BIRMINGHAM, Ala. (AP) ? As he fought segregation in his native Alabama, the Rev. Fred Shuttlesworth endured bombs, beatings and the constant threat of death in one of the most violent cities of the segregated South.
On Monday, Birmingham said farewell to the Baptist preacher at his funeral, honoring him as a liberator who freed the community and the country from generations of discrimination.
Shuttlesworth was “one of the founding fathers of the New America,” who put his life on the line to end segregation and racial discrimination, said Rep. John Lewis of Georgia.
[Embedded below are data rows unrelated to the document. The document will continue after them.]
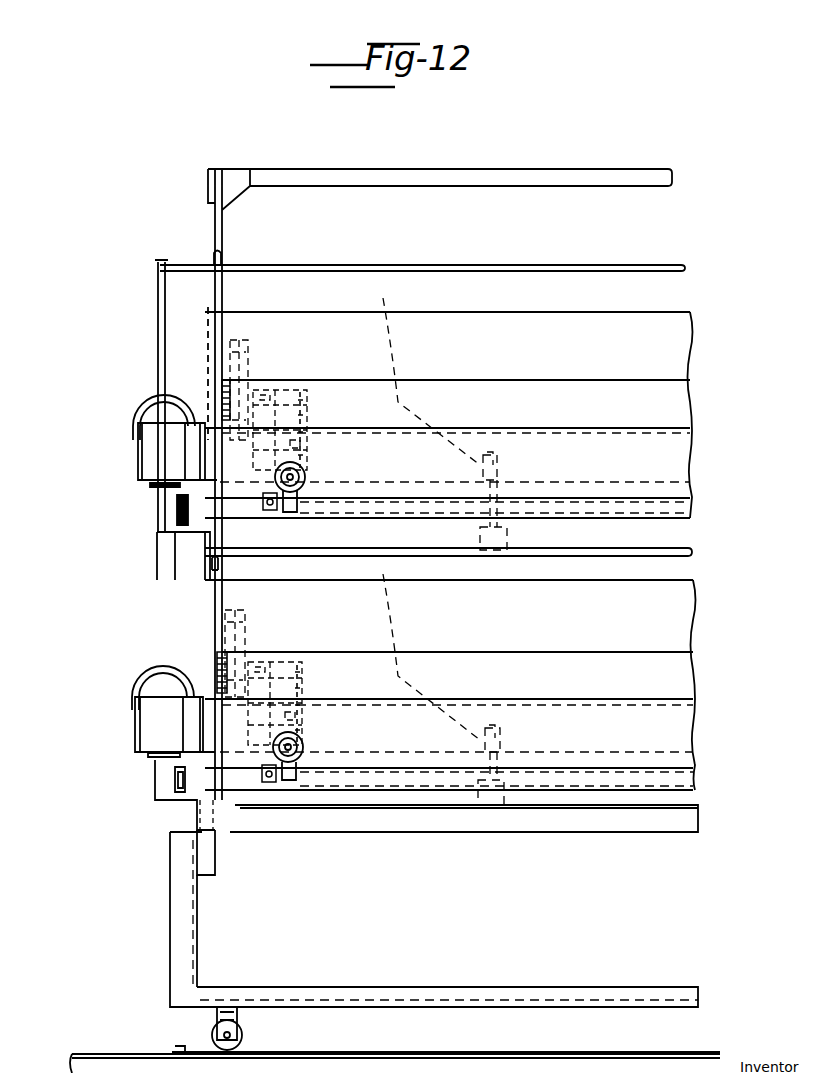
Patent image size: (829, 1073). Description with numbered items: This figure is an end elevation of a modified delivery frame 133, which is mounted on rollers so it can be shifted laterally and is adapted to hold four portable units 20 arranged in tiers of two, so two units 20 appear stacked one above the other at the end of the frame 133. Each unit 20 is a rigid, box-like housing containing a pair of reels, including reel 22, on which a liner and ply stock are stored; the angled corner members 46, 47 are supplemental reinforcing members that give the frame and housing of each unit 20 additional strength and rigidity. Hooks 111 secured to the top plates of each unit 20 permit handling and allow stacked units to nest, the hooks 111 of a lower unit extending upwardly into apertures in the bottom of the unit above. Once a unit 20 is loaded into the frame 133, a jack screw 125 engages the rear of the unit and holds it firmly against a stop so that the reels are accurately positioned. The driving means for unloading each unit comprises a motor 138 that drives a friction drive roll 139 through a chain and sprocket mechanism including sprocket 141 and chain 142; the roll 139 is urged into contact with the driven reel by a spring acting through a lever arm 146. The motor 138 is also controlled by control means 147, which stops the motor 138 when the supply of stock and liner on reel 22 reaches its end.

The portable unit 20 is at (453, 580).
The reel 22 is at (227, 632).
The angled corner member 46 is at (683, 632).
The angled corner member 47 is at (680, 725).
The hook 111 is at (219, 574).
The jack screw 125 is at (289, 763).
The delivery frame 133 is at (200, 902).
The motor 138 is at (136, 693).
The friction drive roll 139 is at (220, 658).
The sprocket 141 is at (305, 703).
The chain 142 is at (302, 681).
The lever arm 146 is at (262, 503).
The control means 147 is at (422, 543).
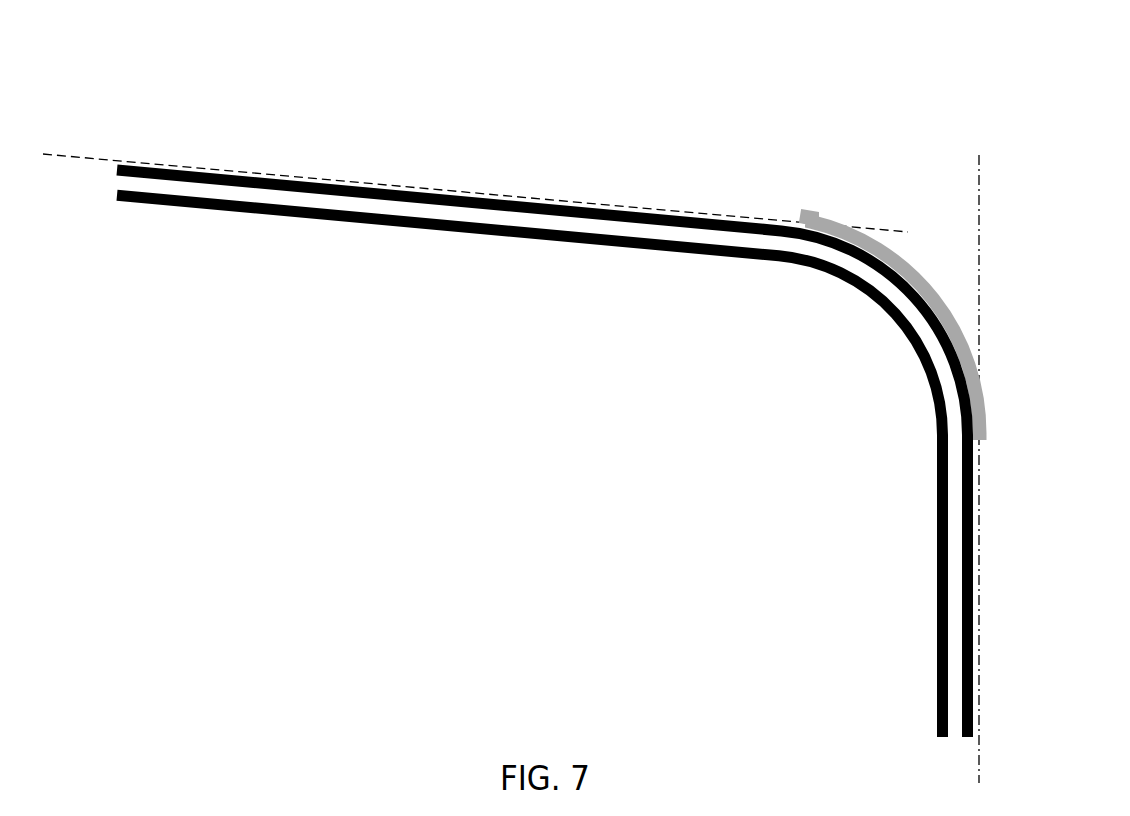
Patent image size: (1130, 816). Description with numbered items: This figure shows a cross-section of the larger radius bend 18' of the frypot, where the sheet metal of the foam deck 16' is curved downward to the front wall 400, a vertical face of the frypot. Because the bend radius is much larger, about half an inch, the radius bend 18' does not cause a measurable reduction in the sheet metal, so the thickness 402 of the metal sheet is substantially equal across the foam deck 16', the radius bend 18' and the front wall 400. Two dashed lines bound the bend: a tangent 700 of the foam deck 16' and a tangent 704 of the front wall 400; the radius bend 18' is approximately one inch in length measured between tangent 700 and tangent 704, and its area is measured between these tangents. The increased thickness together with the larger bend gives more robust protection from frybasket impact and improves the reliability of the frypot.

The foam deck 16' is at (542, 383).
The radius bend 18' is at (946, 304).
The tangent of foam deck 700 is at (875, 268).
The thickness 402 is at (852, 291).
The tangent of front face 704 is at (980, 437).
The front wall 400 is at (960, 630).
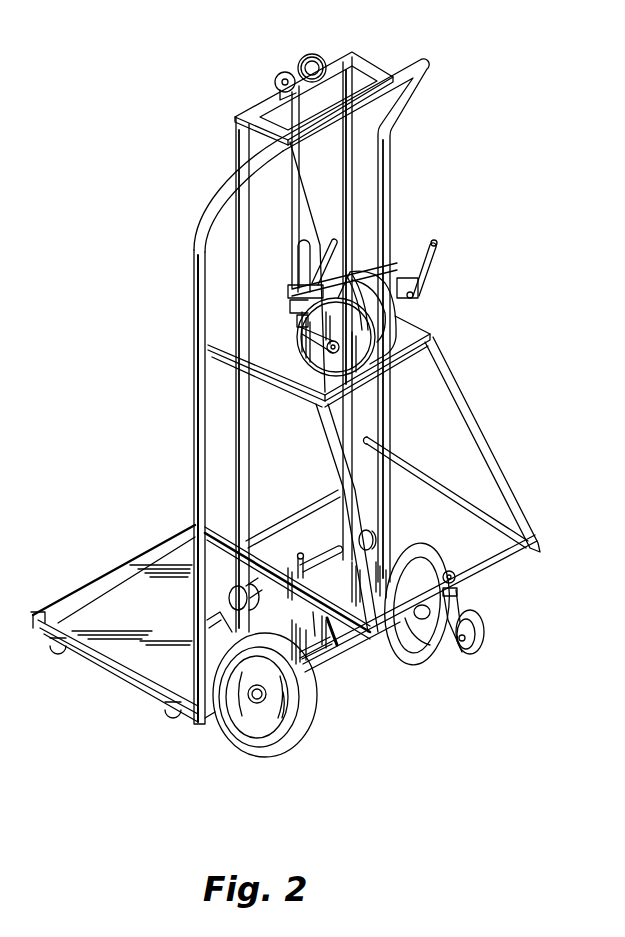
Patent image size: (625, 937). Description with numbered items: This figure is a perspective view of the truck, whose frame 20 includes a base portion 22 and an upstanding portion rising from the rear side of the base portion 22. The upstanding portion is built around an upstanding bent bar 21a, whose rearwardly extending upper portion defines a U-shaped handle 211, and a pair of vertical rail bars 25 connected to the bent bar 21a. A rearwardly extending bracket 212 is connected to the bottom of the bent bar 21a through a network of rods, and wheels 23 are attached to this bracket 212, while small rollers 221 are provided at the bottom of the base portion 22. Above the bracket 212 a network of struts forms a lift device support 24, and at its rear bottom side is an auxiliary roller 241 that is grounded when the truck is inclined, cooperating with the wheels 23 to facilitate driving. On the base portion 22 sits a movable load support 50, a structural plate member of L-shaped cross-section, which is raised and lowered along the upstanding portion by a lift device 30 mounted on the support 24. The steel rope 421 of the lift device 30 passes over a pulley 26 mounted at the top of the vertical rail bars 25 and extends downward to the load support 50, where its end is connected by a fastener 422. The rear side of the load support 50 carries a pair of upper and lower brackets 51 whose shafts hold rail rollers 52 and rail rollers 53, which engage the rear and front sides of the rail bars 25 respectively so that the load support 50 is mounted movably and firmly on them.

The frame 20 is at (183, 472).
The upstanding bent bar 21a is at (195, 352).
The U-shaped handle 211 is at (403, 62).
The vertical rail bars 25 is at (350, 133).
The steel rope 421 is at (292, 163).
The pulley 26 is at (296, 58).
The lift device 30 is at (430, 320).
The lift device support 24 is at (483, 441).
The fastener 422 is at (283, 513).
The rail rollers 52 is at (230, 602).
The movable load support 50 is at (97, 657).
The base portion 22 is at (116, 668).
The small rollers 221 is at (177, 723).
The rearwardly extending bracket 212 is at (397, 600).
The wheels 23 is at (445, 667).
The auxiliary roller 241 is at (490, 633).
The rail rollers 53 is at (332, 633).
The upper and lower brackets 51 is at (310, 668).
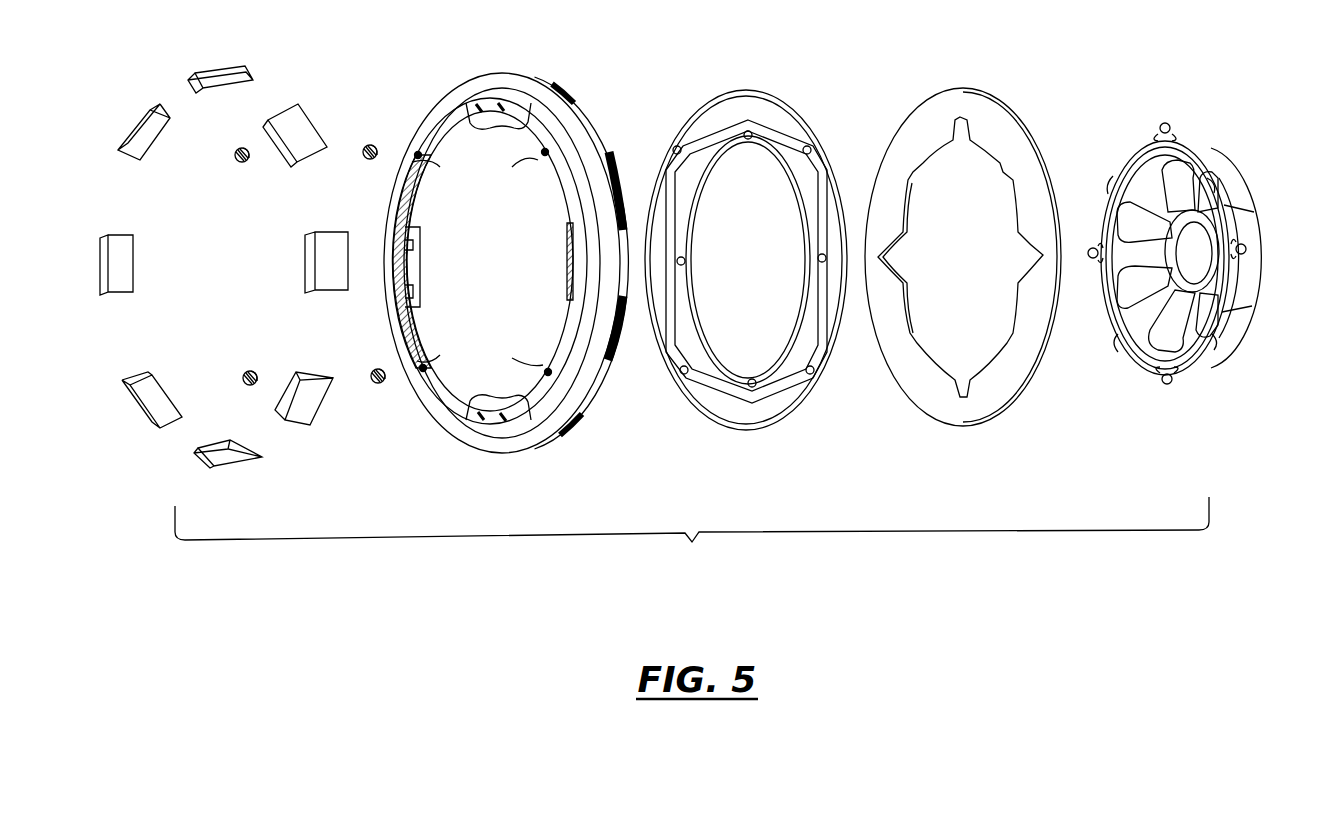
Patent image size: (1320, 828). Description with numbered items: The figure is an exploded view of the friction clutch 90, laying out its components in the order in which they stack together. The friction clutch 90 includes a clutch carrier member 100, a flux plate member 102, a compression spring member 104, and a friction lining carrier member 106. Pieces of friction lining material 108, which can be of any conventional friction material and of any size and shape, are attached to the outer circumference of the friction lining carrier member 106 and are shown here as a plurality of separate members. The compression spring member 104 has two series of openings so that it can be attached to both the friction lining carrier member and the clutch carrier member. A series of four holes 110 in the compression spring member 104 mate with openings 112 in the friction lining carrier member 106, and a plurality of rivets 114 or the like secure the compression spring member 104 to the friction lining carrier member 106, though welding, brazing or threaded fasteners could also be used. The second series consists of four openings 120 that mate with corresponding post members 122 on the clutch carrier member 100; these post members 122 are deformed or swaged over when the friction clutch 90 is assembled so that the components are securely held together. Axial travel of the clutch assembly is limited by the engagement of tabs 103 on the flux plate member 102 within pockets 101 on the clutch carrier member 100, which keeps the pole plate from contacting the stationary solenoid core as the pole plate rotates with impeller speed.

The friction clutch 90 is at (692, 534).
The clutch carrier member 100 is at (1220, 357).
The pockets 101 is at (1122, 182).
The flux plate member 102 is at (1012, 392).
The tabs 103 is at (1004, 183).
The compression spring member 104 is at (788, 420).
The friction lining carrier member 106 is at (574, 428).
The friction lining material 108 is at (297, 122).
The holes 110 is at (676, 146).
The openings 112 is at (421, 160).
The rivets 114 is at (238, 160).
The openings 120 is at (749, 139).
The post members 122 is at (1170, 128).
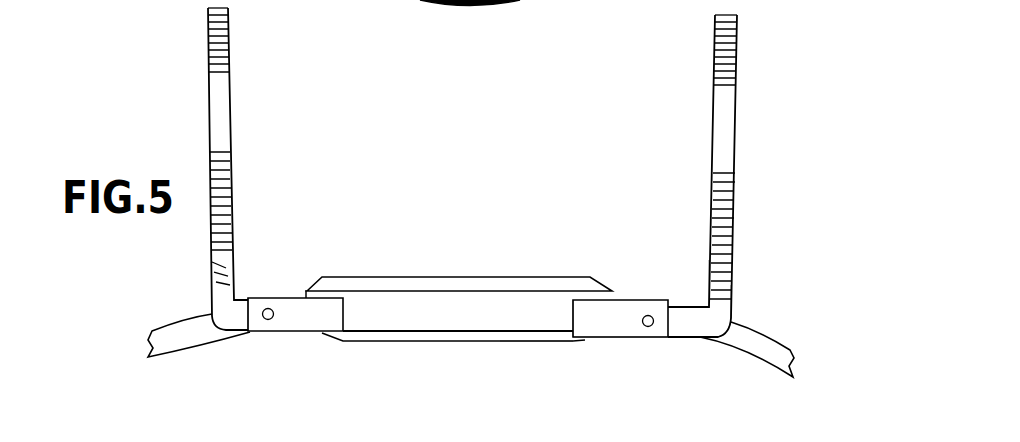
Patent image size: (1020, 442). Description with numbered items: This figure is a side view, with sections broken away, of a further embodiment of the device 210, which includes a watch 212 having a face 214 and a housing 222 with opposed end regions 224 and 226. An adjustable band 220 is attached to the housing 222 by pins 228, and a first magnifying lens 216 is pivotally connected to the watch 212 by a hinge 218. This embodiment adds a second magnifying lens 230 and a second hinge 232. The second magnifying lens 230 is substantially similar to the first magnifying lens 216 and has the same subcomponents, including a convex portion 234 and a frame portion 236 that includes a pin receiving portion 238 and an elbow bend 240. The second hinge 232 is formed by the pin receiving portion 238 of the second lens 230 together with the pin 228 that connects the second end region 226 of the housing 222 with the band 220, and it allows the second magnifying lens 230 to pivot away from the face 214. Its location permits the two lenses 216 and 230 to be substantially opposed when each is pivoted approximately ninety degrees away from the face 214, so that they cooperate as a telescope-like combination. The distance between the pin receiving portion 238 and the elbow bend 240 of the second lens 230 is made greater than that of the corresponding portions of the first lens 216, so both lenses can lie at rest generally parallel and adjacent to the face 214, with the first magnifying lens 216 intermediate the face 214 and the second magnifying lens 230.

The device 210 is at (483, 307).
The watch 212 is at (516, 342).
The face 214 is at (477, 277).
The magnifying lens 216 is at (229, 112).
The hinge 218 is at (262, 297).
The adjustable band 220 is at (185, 310).
The housing 222 is at (548, 343).
The end region 224 is at (288, 295).
The second end region 226 is at (625, 342).
The pins 228 is at (678, 368).
The second magnifying lens 230 is at (736, 118).
The second hinge 232 is at (643, 299).
The convex portion 234 is at (735, 160).
The frame portion 236 is at (735, 290).
The pin receiving portion 238 is at (677, 300).
The elbow bend 240 is at (747, 328).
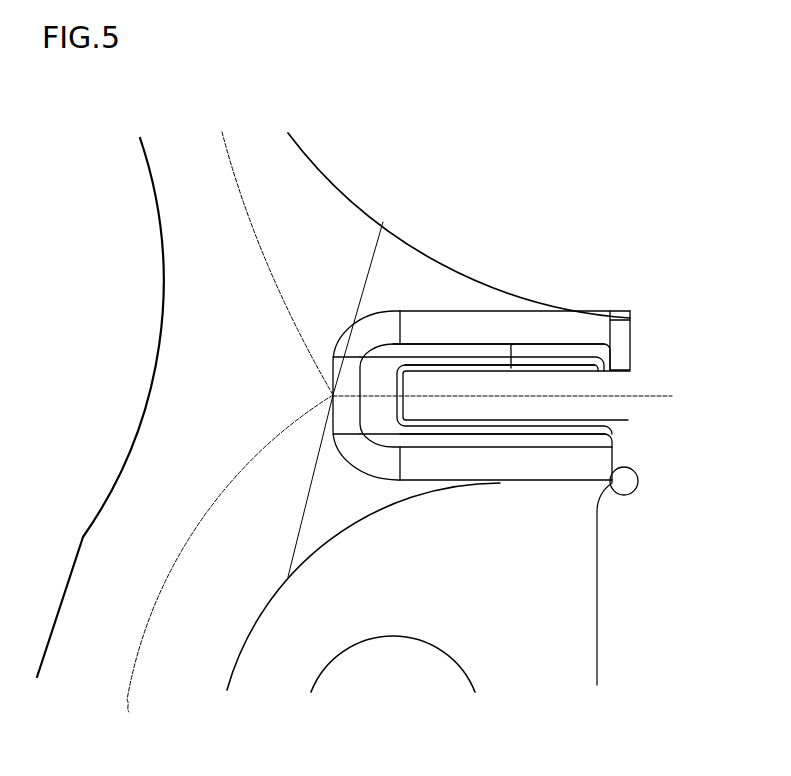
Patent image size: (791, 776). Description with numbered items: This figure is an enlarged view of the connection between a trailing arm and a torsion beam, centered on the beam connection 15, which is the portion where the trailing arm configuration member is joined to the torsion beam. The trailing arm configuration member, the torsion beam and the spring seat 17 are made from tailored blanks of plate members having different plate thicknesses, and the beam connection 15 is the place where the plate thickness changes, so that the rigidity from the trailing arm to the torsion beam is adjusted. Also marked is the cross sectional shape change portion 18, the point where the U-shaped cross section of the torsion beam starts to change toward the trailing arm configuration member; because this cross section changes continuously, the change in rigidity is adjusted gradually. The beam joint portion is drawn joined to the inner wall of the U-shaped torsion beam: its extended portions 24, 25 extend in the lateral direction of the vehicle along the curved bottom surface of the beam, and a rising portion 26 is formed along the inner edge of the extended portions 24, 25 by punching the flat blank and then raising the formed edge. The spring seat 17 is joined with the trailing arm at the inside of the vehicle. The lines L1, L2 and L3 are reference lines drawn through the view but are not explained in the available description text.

The beam connection 15 is at (383, 222).
The spring seat 17 is at (588, 642).
The cross sectional shape change portion 18 is at (612, 497).
The extended portion 24 is at (543, 351).
The extended portion 25 is at (553, 436).
The rising portion 26 is at (482, 365).
The line L1 is at (223, 565).
The line L2 is at (515, 408).
The line L3 is at (274, 251).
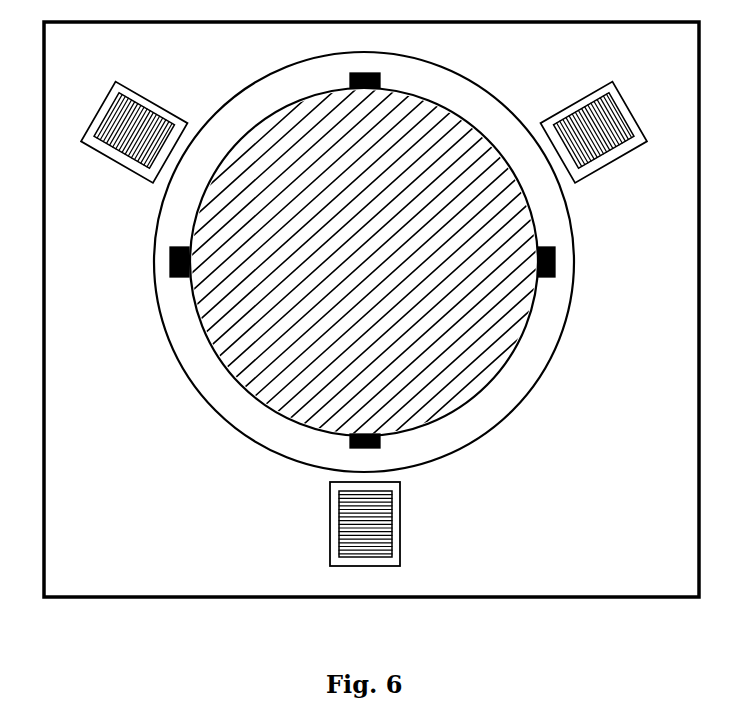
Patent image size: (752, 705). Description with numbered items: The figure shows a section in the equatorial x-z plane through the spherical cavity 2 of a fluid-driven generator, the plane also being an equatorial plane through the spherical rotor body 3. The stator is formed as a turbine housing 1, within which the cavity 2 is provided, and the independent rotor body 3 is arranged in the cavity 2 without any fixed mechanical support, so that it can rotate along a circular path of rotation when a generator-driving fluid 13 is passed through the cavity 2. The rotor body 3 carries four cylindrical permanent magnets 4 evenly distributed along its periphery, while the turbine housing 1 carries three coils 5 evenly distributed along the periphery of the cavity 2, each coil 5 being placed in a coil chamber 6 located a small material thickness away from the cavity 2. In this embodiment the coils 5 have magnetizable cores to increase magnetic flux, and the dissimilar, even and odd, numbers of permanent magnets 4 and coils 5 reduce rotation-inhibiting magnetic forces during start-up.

The turbine housing 1 is at (643, 418).
The cavity 2 is at (152, 240).
The rotor body 3 is at (247, 368).
The permanent magnet 4 is at (358, 88).
The coil 5 is at (113, 143).
The coil chamber 6 is at (115, 90).
The generator-driving fluid 13 is at (270, 111).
“Fear, real fear, smothered the air, not just throughout Birmingham but throughout the American South,” said Lewis, who met Shuttlesworth in 1961 during the Freedom Rides. “Birmingham is different today. Alabama is different today. America is different today, because this man passed our way.”
Lewis was joined by pastors and other foot soldiers from the civil rights era who remembered Shuttlesworth as an architect of the movement, a man whose courage and persistence persuaded the Rev. Martin Luther King Jr. to come to Birmingham in 1963 to take part in historic protests that drew the eyes of the nation.
That visit helped paved the way for passage of the Civil Rights Act of 1964 and for King to receive the Nobel Peace Prize.
The tributes described a state long synonymous with hate that was forever changed by Shuttlesworth and his fellow clergymen.
He brought international attention to the brutality of legalized discrimination in the South. And for decades after the 1963 campaign, Shuttlesworth continued to fight racial injustice in Birmingham, even after moving to Cincinnati.
Joining the crowd of mourners were members of King’s family, along with the Revs. Joseph Lowery, Andrew Young and Jesse Jackson, and the widow of the Rev. Ralph David Abernathy.
Shuttlesworth died Oct. 5 at age 89.
Republican Gov. Robert Bentley spoke frankly to the mostly black audience of mourners about his own experiences with segregation. He grew up on the other side of Jim Crow as a young white man in Shelby County and later as a student at the University of Alabama.
Before men like Shuttlesworth agitated for an end to segregation, the governor said, he never gave much thought to the culture of racial discrimination that hung over the state. He thanked Shuttlesworth for undoing what he called “the teachings of a misdirected society.”
When King took the helm of the Montgomery, Ala., bus boycott in 1955, Shuttlesworth was already in Birmingham trying to start a movement. But hardly anyone was paying attention.
Shuttlesworth was from a small church, and it was easy for local whites to dismiss him as a radical. Until King came to Birmingham, Shuttlesworth couldn’t get the national press to recognize his city as the embodiment of the horrors of segregation.
King became the icon of the civil rights movement, overshadowing Shuttlesworth, who was again eclipsed by King again in death.
Though he died nearly three weeks ago, Shuttlesworth’s burial was postponed because of last weekend’s dedication of the King Memorial on the National Mall, which drew many prominent civil rights figures to Washington.
But Shuttlesworth’s record of commitment ranked him among the movement’s top leaders.
He survived a Christmas 1956 bombing that destroyed his home, an assault during a 1957 protest, chest injuries when Birmingham authorities turned the hoses on demonstrators in 1963 and countless arrests.
He moved to Ohio to preach at a church in the early 1960s, but returned frequently to Alabama for protests. He came back to live in the Birmingham area after he retired a few years ago.
Friday’s funeral was the last in a series of events remembering Shuttlesworth, including a public viewing of his body at the Birmingham Civil Rights Institute, a candlelight vigil and a memorial service Sunday with remarks by Attorney General Eric Holder, the first African-American to hold that position.